ポスティングの“先輩”松坂 ダルの相談役買って出る

[ 2011年12月18日 06:00 ]

09年のWBCでチームメートだった松坂(右)とダルビッシュ

 レッドソックスの松坂大輔投手(31)が17日、日本ハム・ダルビッシュ有投手(25)の相談役を買って出た。ポスティング・システム(入札制度)による大リーグ移籍を目指すダルビッシュについては現在、落札球団をめぐり日米を巻き込んだ情報合戦となり、今後の交渉でさらに注目を集めるのは必至。06年オフの大リーグ移籍時に同様の狂騒曲を奏でた松坂が、自らの体験を通じて感じたことを伝える。松坂は同日、岩手県北上市で巨人・村田修一内野手(30)とともに野球教室を開いた。

 自らも経験した松坂だからこそ言えることがある。「ダルから何か聞いてきた時に、僕が言えることがあれば、伝えたいですね」と話した。
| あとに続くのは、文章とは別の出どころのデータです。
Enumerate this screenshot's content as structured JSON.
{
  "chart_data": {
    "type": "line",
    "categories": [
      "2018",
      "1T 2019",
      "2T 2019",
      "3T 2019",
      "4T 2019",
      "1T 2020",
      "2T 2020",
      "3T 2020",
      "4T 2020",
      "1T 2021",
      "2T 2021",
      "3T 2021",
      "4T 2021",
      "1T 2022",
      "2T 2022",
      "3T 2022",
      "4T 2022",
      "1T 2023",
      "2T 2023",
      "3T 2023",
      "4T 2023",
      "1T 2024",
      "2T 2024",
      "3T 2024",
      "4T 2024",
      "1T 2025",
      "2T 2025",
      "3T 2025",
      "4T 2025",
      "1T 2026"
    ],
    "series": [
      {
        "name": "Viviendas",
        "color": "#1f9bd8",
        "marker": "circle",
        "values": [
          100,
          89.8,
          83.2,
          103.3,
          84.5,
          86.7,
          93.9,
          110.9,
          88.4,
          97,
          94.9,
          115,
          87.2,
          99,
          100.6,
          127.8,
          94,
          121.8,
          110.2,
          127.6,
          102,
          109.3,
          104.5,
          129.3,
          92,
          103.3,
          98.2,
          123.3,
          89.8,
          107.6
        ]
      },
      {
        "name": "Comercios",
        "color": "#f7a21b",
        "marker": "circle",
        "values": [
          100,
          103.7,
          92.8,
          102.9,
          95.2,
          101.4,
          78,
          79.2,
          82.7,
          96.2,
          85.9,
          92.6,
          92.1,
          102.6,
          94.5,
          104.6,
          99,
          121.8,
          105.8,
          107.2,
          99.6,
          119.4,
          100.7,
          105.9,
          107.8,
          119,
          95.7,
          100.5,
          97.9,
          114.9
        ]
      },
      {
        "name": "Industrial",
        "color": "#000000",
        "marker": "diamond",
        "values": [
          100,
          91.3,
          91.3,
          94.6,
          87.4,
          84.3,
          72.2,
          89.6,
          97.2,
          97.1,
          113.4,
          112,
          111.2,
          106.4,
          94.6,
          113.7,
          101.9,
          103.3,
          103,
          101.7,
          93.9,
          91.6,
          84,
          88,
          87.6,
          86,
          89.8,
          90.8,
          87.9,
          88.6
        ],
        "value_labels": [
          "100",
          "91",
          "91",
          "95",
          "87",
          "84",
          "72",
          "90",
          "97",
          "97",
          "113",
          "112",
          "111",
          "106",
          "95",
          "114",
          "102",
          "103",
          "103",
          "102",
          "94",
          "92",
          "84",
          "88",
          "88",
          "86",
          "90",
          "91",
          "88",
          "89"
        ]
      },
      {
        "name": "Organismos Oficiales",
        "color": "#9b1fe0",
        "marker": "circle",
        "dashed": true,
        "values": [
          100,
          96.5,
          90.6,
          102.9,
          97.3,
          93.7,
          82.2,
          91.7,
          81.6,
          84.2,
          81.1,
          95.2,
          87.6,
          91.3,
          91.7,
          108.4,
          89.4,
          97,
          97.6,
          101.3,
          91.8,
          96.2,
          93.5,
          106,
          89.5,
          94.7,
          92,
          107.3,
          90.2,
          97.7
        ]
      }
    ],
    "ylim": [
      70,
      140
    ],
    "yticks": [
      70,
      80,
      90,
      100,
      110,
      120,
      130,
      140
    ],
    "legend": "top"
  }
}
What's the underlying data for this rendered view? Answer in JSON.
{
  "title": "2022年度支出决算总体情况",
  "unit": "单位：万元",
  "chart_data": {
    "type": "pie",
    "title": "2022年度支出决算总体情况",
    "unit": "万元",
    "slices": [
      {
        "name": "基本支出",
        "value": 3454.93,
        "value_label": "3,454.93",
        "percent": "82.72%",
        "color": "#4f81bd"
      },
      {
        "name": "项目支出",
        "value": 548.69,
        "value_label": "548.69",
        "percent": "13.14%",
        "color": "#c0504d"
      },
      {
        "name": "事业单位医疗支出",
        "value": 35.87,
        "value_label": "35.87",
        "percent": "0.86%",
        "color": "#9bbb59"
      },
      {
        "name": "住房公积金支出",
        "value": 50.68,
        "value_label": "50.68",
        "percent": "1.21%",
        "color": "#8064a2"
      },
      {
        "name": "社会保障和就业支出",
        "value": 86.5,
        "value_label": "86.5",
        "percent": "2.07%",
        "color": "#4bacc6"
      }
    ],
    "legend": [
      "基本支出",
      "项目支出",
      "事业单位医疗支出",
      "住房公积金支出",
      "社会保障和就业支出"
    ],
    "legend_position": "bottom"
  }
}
 現在、落札球団判明の時を待ち続けているダルビッシュについて、松坂は「どこの球団と交渉するのか、自分は不安だった」と振り返る。当時はレンジャーズが落札有力との報道も出たが、最終的にレッドソックスが5111万1111ドル11セント(当時約60億円)で落札した。「どうしても情報は錯綜(さくそう)するし、耳に入れないようにしても入ってくる。それでストレスを感じるのは意味がない。全てを受け入れて吸収することが必要」と助言を送った。

 ダルビッシュは今回、年俸2000万ドル(約15億6000万円)を希望額に強気な交渉を行う方針だ。松坂はこれについて「高い年俸を求めるとなれば、それだけ責任を背負うことになる。日米ファンの期待も全て受け止めなければいけない」。移籍1年目の07年に15勝、2年目は日本投手シーズン最多の18勝をマークした。しかし、3年目以降は故障も相次ぎ、今年6月には右肘の腱移植手術を受け、責任を果たせなかった。その全てを受け止めて、今がある。

 「どういう結果が出るか分かりませんが、悔いのないようにしてもらいたいですね」と締めくくった松坂。自らは来年1月初旬に渡米、復帰を目指してフロリダ州フォートマイヤーズでリハビリを再開する。09年WBCでダルビッシュの能力の高さを肌で感じた。だからこそ、どんな細かな点にも応える構えでいる。